Sadly, that article was posted at 6:53PM so I just missed it by 11 minutes.
I agree that an integrated memory controller is preferable, but Intel can still remain competitive despite the delay. By H2 2006, all Intel's processors will have shared L2 caches in addition to direct L1-L1 interconnects. This will eliminate the need to go through the FSB for cache transfers, freeing up bandwidth for other tasks. The use of shared L2 caches is superior to AMD's current implementation of a Crossbar as no L2-L2 transfer needs to take place therefore eliminating any bandwidth or latency issues that exist despite being within the CPU.
The use of a shared L2 cache also means that data does not need to be repeated. This is one aspect where Intel's architecture is superior to AMD's. While AMD only uses 4-way associativity in their L2 cache, Intel uses 16-way. This means that more of the cache can be accessed at a time. Therefore, information only needs to appear once in a larger L2 cache and can be accessed by both processors instead of being repeated twice in two smaller caches. While this obviously reduces latency as mentioned before, the key thing is it makes a 4MB L2 cache store more information than a 2x2MB cache with Crossbar does by eliminating duplicates. Making L2 cache space go farther in holding data helps Intel reduce constraint of FSB bandwidth as L2 cache hits increase, thereby decreasing the need to access the RAM.
The elimination of the need to use the FSB for cache-to-cache transfers and the higher hit rates in a shared L2 cache means that that the 10.6GB/s bandwidth of each 1333MHz FSB (of which each processor has its own) just may be sufficient. If it isn't, Intel could simply augment a large 16MB shared L2 cache with a 16MB shared L3 cache. The additional cache would further decrease the need to access the RAM and ensure the FSB bandwidth goes further. With a 65nm process, the die size of such a behemoth is probably the same as the current 90nm Xeon MPs that integrate 8MB of L3 cache, so it isn't too unreasonable. In addition, with the pipeline reduction of Intel's next-generation architecture, and the inherent improvements in Intel's 65nm process, adding more transistors for the L3 cache wouldn't jump the power consumption too high. Certainly, it would still be cooler than Intel's current Xeons. The use of sleep transistors in the 65nm process also means the L3 cache could be shut down when not needed further alleviating concerns of crazy heat or power consumption.
In regards to the implementation of HyperTransport in Intel processors, seeing that there is a set time to get a new processor to market, whether Intel decides now to design an entirely new processor to accomodate HT or they stick through their own technology's teething problems, the end result would be a similar time-to-market. It would therefore be best to stick with Intel's own technology, especially if they feel that its potentially superior.

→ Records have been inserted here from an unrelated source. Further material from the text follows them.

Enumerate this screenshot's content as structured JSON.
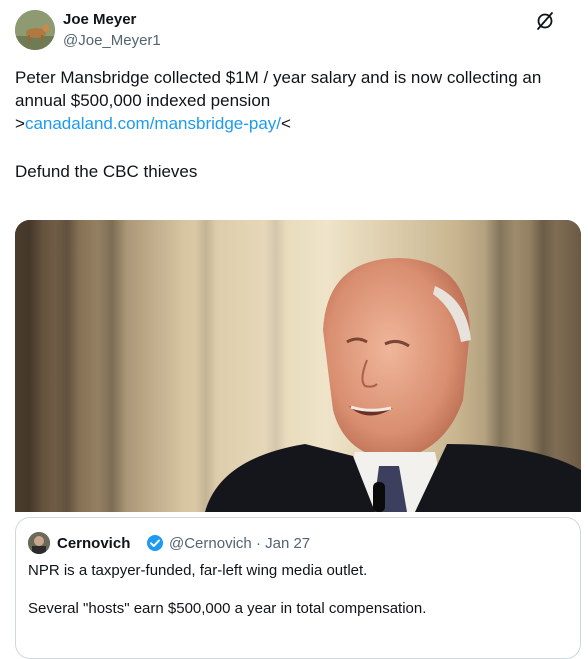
{
  "author": {
    "name": "Joe Meyer",
    "handle": "@Joe_Meyer1"
  },
  "tweet": {
    "line1": "Peter Mansbridge collected $1M / year salary and is now collecting an annual $500,000 indexed pension",
    "link_prefix": ">",
    "link_text": "canadaland.com/mansbridge-pay/",
    "link_suffix": "<",
    "line3": "Defund the CBC thieves"
  },
  "quote": {
    "name": "Cernovich",
    "handle": "@Cernovich",
    "separator": "·",
    "date": "Jan 27",
    "text1": "NPR is a taxpyer-funded, far-left wing media outlet.",
    "text2": "Several \"hosts\" earn $500,000 a year in total compensation."
  },
  "colors": {
    "link": "#1d9bf0",
    "secondary_text": "#536471",
    "verified_badge": "#1d9bf0"
  },
  "icons": {
    "grok": "grok-icon",
    "verified": "verified-badge-icon"
  }
}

On a side note, I would be interested to see what becomes of Intel's attempt to integrate a northbridge and a voltage regulator into a processor. It is works, this will probably do AMD one better since latency and bandwidth issues would be almost nonexistant. Of course this would add to the price, but it may work for high-end products since they are normally coupled with Intel's best chipset anyways (ie. 955EE Presler and the 975X chipset). I believe Intel was looking for an introduction sometime at the end of the decade. With the use of the 45nm process or something smaller, everything would fit nicely and run cool.
While integrated memory controllers are good for high-end computers, I'm curious as to their effects on low-end systems. Since the RAM needs to be accessed through the processor, I wonder what the effects are to integrated, TurboCache, and Hypermemory graphics cards? The latency will obviously be higher. The problem would now have switched from the processor fighting the addons for memory bandwidth to the addons fighting the processor. I'm sure this will also have an effect on sound cards especially with multichannel and digital sound becoming popular as these requirement quite a bit of memory. This is probably why Creative has taken it upon themselves to alleviate the problem by integrating large amounts of RAM into their high-end sound cards. RAM-graphics card latency issues associated with integrated memory controllers will probably be more pronounced once Windows Vista is released. Since Microsoft recommends at least 512MB of video cache to run with all the visual effects activated, even the most high-end graphics cards today are lacking. Even a 256MB 7800GTX may need to access the RAM through the PCIe bus, through the chipset, through HT, through the processor, through the memory controller, then through the memory bus then to the RAM. How much effect this has compared to going directly through a northbridge based memory controller remains to be seen. Most likely the latency issue is small, but this is the core OS. Even small latencies in the OS will filter through and magnify as applications are run.